Students don’t need a perfect teacher. They need a happy teacher who’s going to make them excited to come to school and grow a love for learning. – Richard Feynman
I could not agree more.
Every year, content becomes less and less important as its availability becomes increasingly ubiquitous. When human beings have the tools to learn almost anything on their own, the “what” becomes decidedly less critical in comparison to the “how” and the “why.”
As a result, today’s children have far more important and perhaps better things to learn. Things like:
Developing a lifelong love for learning
Acquiring organizational skills
Learning to collaborate, cooperate, mediate, and negotiate
Gaining a productive balance of self-confidence and humility
Knowing how to study, manage time, eliminate distractions, persevere through struggle, and work hard
Understanding the importance and value of kindness, empathy, sensitivity, and acceptance
Learning to delay gratification
These and others are the skills children need to learn above all others. They are best learned when children are excited about coming to school and possess a relentless love for learning. They are best learned when school is optimized for engagement and fun.
Teachers, administrators, and politicians who think otherwise are making a terrible mistake.

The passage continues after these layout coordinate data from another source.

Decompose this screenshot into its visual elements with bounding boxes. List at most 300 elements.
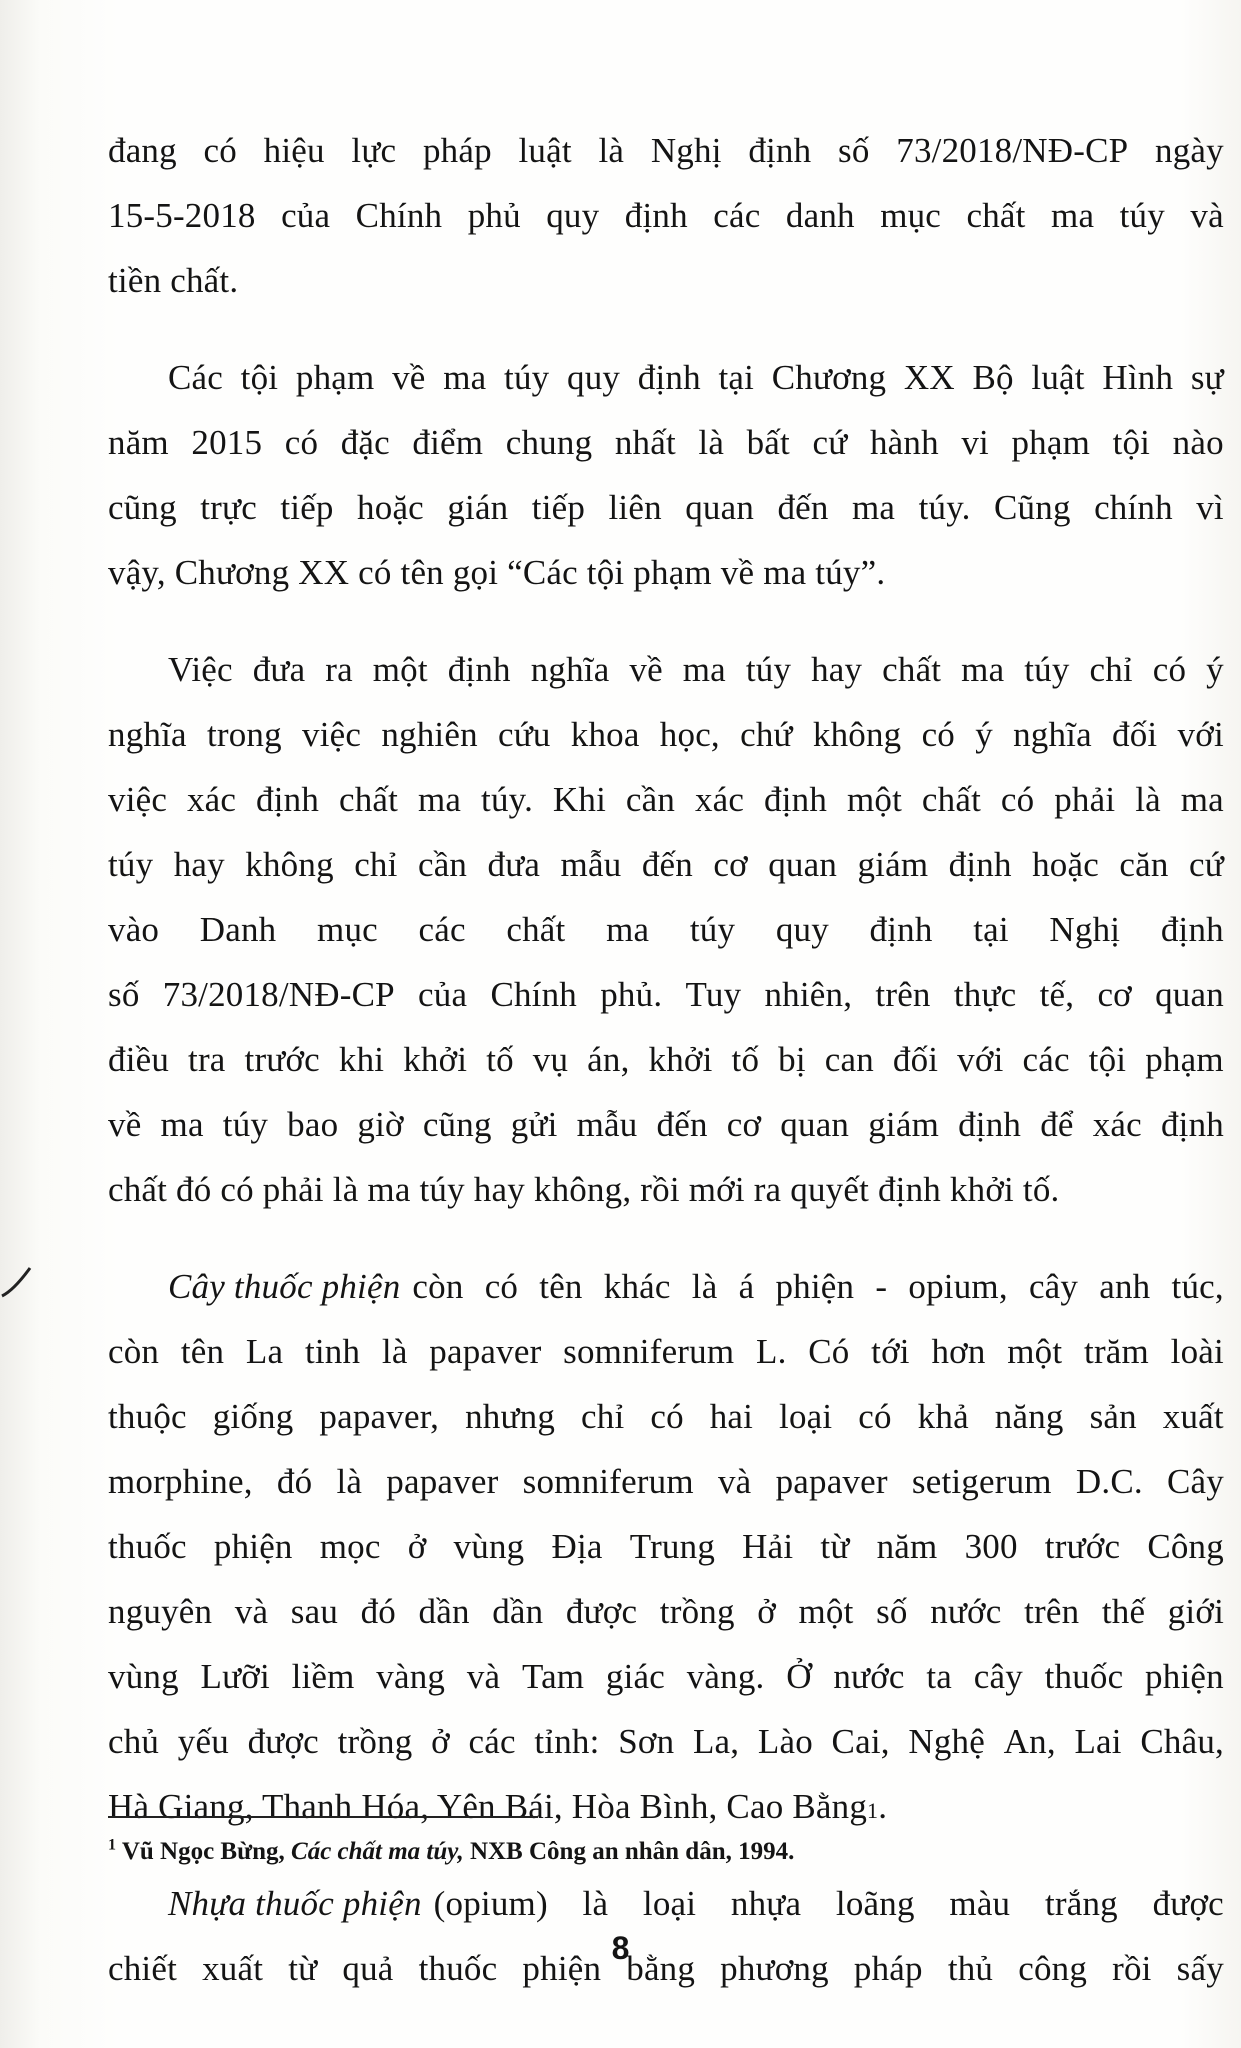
word: gửi [510,1105,558,1144]
word: với [957,1040,1004,1079]
text-line [108,702,1224,767]
word: sự [1190,358,1224,397]
word: pháp [422,131,492,170]
word: tội [1088,1040,1127,1079]
word: trực [200,488,257,527]
word: xác [186,780,237,819]
word: đặc [340,423,390,462]
word: từ [820,1527,850,1566]
word: 73/2018/NĐ-CP [162,975,395,1014]
text-line [108,118,1224,183]
word: XX [903,358,955,397]
word: setigerum [911,1462,1052,1501]
word: đến [656,1105,708,1144]
word: đối [892,1040,939,1079]
word: có [484,1267,519,1306]
word: định [748,131,812,170]
word: quan [768,845,838,884]
word: vụ [532,1040,569,1079]
text-line [108,183,1224,248]
word: và [717,1462,752,1501]
word: màu [949,1884,1011,1923]
word: chất [506,910,566,949]
word: chỉ [1089,650,1133,689]
word: các [1022,1040,1070,1079]
word: Sơn [618,1722,675,1761]
word: và [466,1657,501,1696]
word: quan [780,1105,850,1144]
word: - [875,1267,888,1306]
word: ở [431,1722,450,1761]
paragraph-1 [108,118,1224,313]
word: phương [720,1949,829,1988]
text-line [108,1157,1224,1222]
word: nguyên [108,1592,213,1631]
word: không [812,715,902,754]
word: năm [876,1527,938,1566]
word: tội [240,358,279,397]
word: Lưỡi [200,1657,270,1696]
word: hai [709,1397,754,1436]
word: Châu, [1140,1722,1224,1761]
word: vùng [453,1527,525,1566]
word: chất [921,780,982,819]
text-span: tiền chất. [108,261,239,300]
text-span: chất đó có phải là ma túy hay không, rồi mới ra quyết định khởi tố. [108,1170,1060,1209]
word: nào [1172,423,1224,462]
word: phủ. [600,975,663,1014]
word: chỉ [354,845,398,884]
word: tới [871,1332,910,1371]
word: quy [546,196,600,235]
text-line: Hà Giang, Thanh Hóa, Yên Bái, Hòa Bình, Cao Bằng 1 . [108,1774,1224,1839]
word: quy [567,358,621,397]
word: nghĩa [1013,715,1092,754]
text-line [108,767,1224,832]
word: ý [975,715,993,754]
text-span: Hà Giang, Thanh Hóa, Yên Bái, Hòa Bình, Cao Bằng [108,1787,868,1826]
word: Công [1147,1527,1224,1566]
word: ma [1180,780,1224,819]
word: túy [222,1105,269,1144]
footnote-publisher: NXB Công an nhân dân, 1994. [469,1838,795,1865]
word: ma [160,1105,204,1144]
text-line [108,540,1224,605]
word: nghĩa [108,715,187,754]
word: tố [486,1040,514,1079]
word: của [418,975,468,1014]
word: luật [518,131,572,170]
word: là [598,131,625,170]
footnote-author: Vũ Ngọc Bừng, [121,1838,285,1865]
word: chất [966,196,1026,235]
word: phiện [1145,1657,1224,1696]
word: Nghị [650,131,722,170]
word: 15-5-2018 [108,196,256,235]
paragraph-2 [108,345,1224,605]
word: ma [852,488,896,527]
word: có [284,423,319,462]
footnote-title: Các chất ma túy, [291,1838,464,1865]
word: ta [926,1657,953,1696]
defined-term: Nhựa thuốc phiện [168,1884,422,1923]
word: Các [168,358,224,397]
word: liềm [291,1657,355,1696]
word: và [1190,196,1224,235]
word: somniferum [563,1332,735,1371]
word: Địa [551,1527,603,1566]
text-line [108,637,1224,702]
word: cơ [1097,975,1132,1014]
word: 300 [964,1527,1018,1566]
word: L. [755,1332,787,1371]
text-line [108,1644,1224,1709]
word: tội [1112,423,1151,462]
word: dần [492,1592,544,1631]
footnote-number: 1 [108,1836,116,1854]
text-line [108,1027,1224,1092]
word: có [1152,650,1187,689]
text-span: . [878,1787,888,1826]
word: cần [417,845,468,884]
word: Khi [552,780,607,819]
word: có [921,715,955,754]
word: không [245,845,334,884]
word: điểm [412,423,484,462]
word: là [691,1267,718,1306]
word: thuốc [108,1527,187,1566]
word: chất [338,780,399,819]
word: dần [418,1592,470,1631]
word: á [738,1267,755,1306]
page-edge-mark [0,1262,34,1302]
word: cơ [713,845,748,884]
word: danh [785,196,855,235]
word: đến [777,488,829,527]
word: định [958,1105,1022,1144]
word: một [846,780,903,819]
word: định [637,358,701,397]
word: An, [1003,1722,1056,1761]
word: Tam [521,1657,585,1696]
word: gián [447,488,509,527]
word: sấy [1176,1949,1224,1988]
word: đang [108,131,177,170]
word: hay [811,650,863,689]
word: chiết [108,1949,178,1988]
word: đưa [487,845,541,884]
text-line [108,248,1224,313]
word: giám [857,845,929,884]
word: định [624,196,688,235]
word: ý [1206,650,1224,689]
word: lực [351,131,397,170]
word: sau [290,1592,339,1631]
word: bao [287,1105,339,1144]
word: nhiên, [764,975,853,1014]
word: để [1040,1105,1074,1144]
text-span [434,1871,1224,1936]
word: vi [961,423,989,462]
word: định [256,780,320,819]
word: ở [407,1527,427,1566]
word: bất [746,423,790,462]
word: trồng [337,1722,413,1761]
word: xác [1092,1105,1142,1144]
word: một [798,1592,854,1631]
word: năm [108,423,169,462]
word: hoặc [357,488,424,527]
word: chất [882,650,942,689]
word: papaver [386,1462,499,1501]
word: định [447,650,511,689]
word: ma [443,358,487,397]
word: phiện [213,1527,293,1566]
text-line [108,1871,1224,1936]
word: ma [417,780,462,819]
word: còn [108,1332,160,1371]
text-line [108,410,1224,475]
text-line [108,897,1224,962]
word: phạm [1145,1040,1224,1079]
word: mẫu [576,1105,638,1144]
text-line [108,1319,1224,1384]
text-line [108,345,1224,410]
word: có [650,1397,684,1436]
footnote [108,1838,794,1866]
text-line [108,832,1224,897]
word: vào [108,910,160,949]
word: mẫu [560,845,622,884]
word: giờ [357,1105,404,1144]
word: định [948,845,1012,884]
word: ma [606,910,650,949]
word: với [1177,715,1224,754]
word: định [764,780,828,819]
word: Tuy [685,975,742,1014]
word: Cây [1167,1462,1224,1501]
word: chính [1094,488,1173,527]
word: nước [833,1657,905,1696]
word: cũng [422,1105,492,1144]
word: túy [745,650,792,689]
word: cũng [108,488,177,527]
word: phiện [775,1267,855,1306]
word: được [247,1722,319,1761]
word: khả [917,1397,969,1436]
word: về [108,1105,142,1144]
word: túy. [918,488,971,527]
word: cần [625,780,676,819]
word: Bộ [972,358,1014,397]
word: trồng [659,1592,735,1631]
word: La, [692,1722,740,1761]
word: trước [1044,1527,1121,1566]
word: hành [869,423,939,462]
text-line [108,1254,1224,1319]
text-line [108,1384,1224,1449]
defined-term: Cây thuốc phiện [168,1267,401,1306]
word: nhựa [730,1884,802,1923]
word: chủ [108,1722,160,1761]
word: tiếp [531,488,586,527]
word: việc [302,715,362,754]
word: có [203,131,237,170]
word: (opium) [433,1884,548,1923]
word: xác [694,780,745,819]
word: tên [180,1332,225,1371]
text-line [108,1579,1224,1644]
word: tiếp [280,488,334,527]
word: nghiên [381,715,478,754]
word: sản [1089,1397,1137,1436]
word: tố [731,1040,760,1079]
word: các [418,910,466,949]
word: hoặc [1032,845,1099,884]
word: phải [1054,780,1116,819]
word: La [245,1332,284,1371]
word: túc, [1171,1267,1224,1306]
word: liên [608,488,662,527]
text-line [108,1514,1224,1579]
word: là [381,1332,408,1371]
word: đó [360,1592,396,1631]
word: các [713,196,761,235]
word: án, [587,1040,630,1079]
word: nước [930,1592,1002,1631]
word: là [1135,780,1161,819]
word: phạm [295,358,375,397]
word: papaver [429,1332,542,1371]
word: đối [1112,715,1158,754]
word: Cai, [831,1722,890,1761]
word: vàng [376,1657,446,1696]
word: từ [288,1949,318,1988]
word: hay [173,845,225,884]
word: giống [212,1397,294,1436]
word: opium, [908,1267,1008,1306]
word: hơn [931,1332,986,1371]
word: thuốc [1044,1657,1124,1696]
word: rồi [1112,1949,1152,1988]
word: trăm [1084,1332,1149,1371]
word: hiệu [263,131,325,170]
word: quan [685,488,755,527]
word: Có [808,1332,850,1371]
word: được [1152,1884,1224,1923]
word: nhất [614,423,676,462]
word: Hình [1102,358,1174,397]
word: Lào [757,1722,813,1761]
word: túy [1119,196,1165,235]
word: xuất [1162,1397,1224,1436]
word: thực [953,975,1017,1014]
word: tại [718,358,755,397]
word: bằng [626,1949,696,1988]
word: papaver [775,1462,888,1501]
word: việc [108,780,168,819]
word: giám [868,1105,940,1144]
paragraph-4 [108,1254,1224,1839]
word: khởi [403,1040,468,1079]
word: Nghị [1049,910,1121,949]
word: chỉ [581,1397,625,1436]
word: các [468,1722,516,1761]
word: của [281,196,331,235]
word: là [582,1884,609,1923]
word: nghĩa [530,650,610,689]
word: bị [778,1040,806,1079]
word: tên [539,1267,583,1306]
word: đó [276,1462,313,1501]
word: vì [1196,488,1224,527]
word: xuất [202,1949,264,1988]
word: tế, [1039,975,1075,1014]
word: điều [108,1040,170,1079]
page-number: 8 [611,1930,630,1966]
word: trên [875,975,931,1014]
word: cứ [812,423,848,462]
word: anh [1099,1267,1151,1306]
main-text [108,118,1224,2001]
word: túy [504,358,550,397]
paragraph-3 [108,637,1224,1222]
word: định [1160,910,1224,949]
word: ngày [1155,131,1224,170]
word: mục [317,910,378,949]
word: cây [973,1657,1023,1696]
word: thuộc [108,1397,187,1436]
word: trên [1024,1592,1080,1631]
word: tra [188,1040,226,1079]
text-line [108,1709,1224,1774]
word: loài [1170,1332,1224,1371]
word: mục [880,196,942,235]
word: cơ [726,1105,762,1144]
word: được [565,1592,638,1631]
word: 73/2018/NĐ-CP [896,131,1129,170]
word: luật [1031,358,1085,397]
word: cứu [497,715,551,754]
word: vùng [108,1657,179,1696]
word: 2015 [191,423,263,462]
word: và [234,1592,269,1631]
word: khoa [570,715,640,754]
word: túy [689,910,736,949]
word: là [698,423,725,462]
word: ra [325,650,353,689]
word: tại [973,910,1009,949]
text-line [108,1449,1224,1514]
word: Lai [1074,1722,1122,1761]
word: túy. [481,780,534,819]
word: phiện [522,1949,602,1988]
word: loại [642,1884,697,1923]
word: tỉnh: [534,1722,600,1761]
word: Việc [168,650,233,689]
word: định [1160,1105,1224,1144]
word: túy [108,845,154,884]
word: somniferum [522,1462,694,1501]
word: giác [605,1657,666,1696]
word: Chính [490,975,578,1014]
word: quả [342,1949,394,1988]
word: vàng. [686,1657,765,1696]
word: Hải [742,1527,794,1566]
word: loãng [835,1884,915,1923]
word: quan [1155,975,1224,1014]
word: can [824,1040,874,1079]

Facts are still important. Knowledge is precious. You can’t understand the present unless you understand the past. But when so much of what you may want or need to know is almost always at your fingertips, much of that content – which is often quickly forgotten – can take a backseat to the skills required to be a successful person in a world awash with information but often absent of the ability to harness and utilize that knowledge meaningfully and productively.
The late, great Feynman understood this long before information became so accessible:
“Students don’t need a perfect teacher. They need a happy teacher who’s going to make them excited to come to school and grow a love for learning.”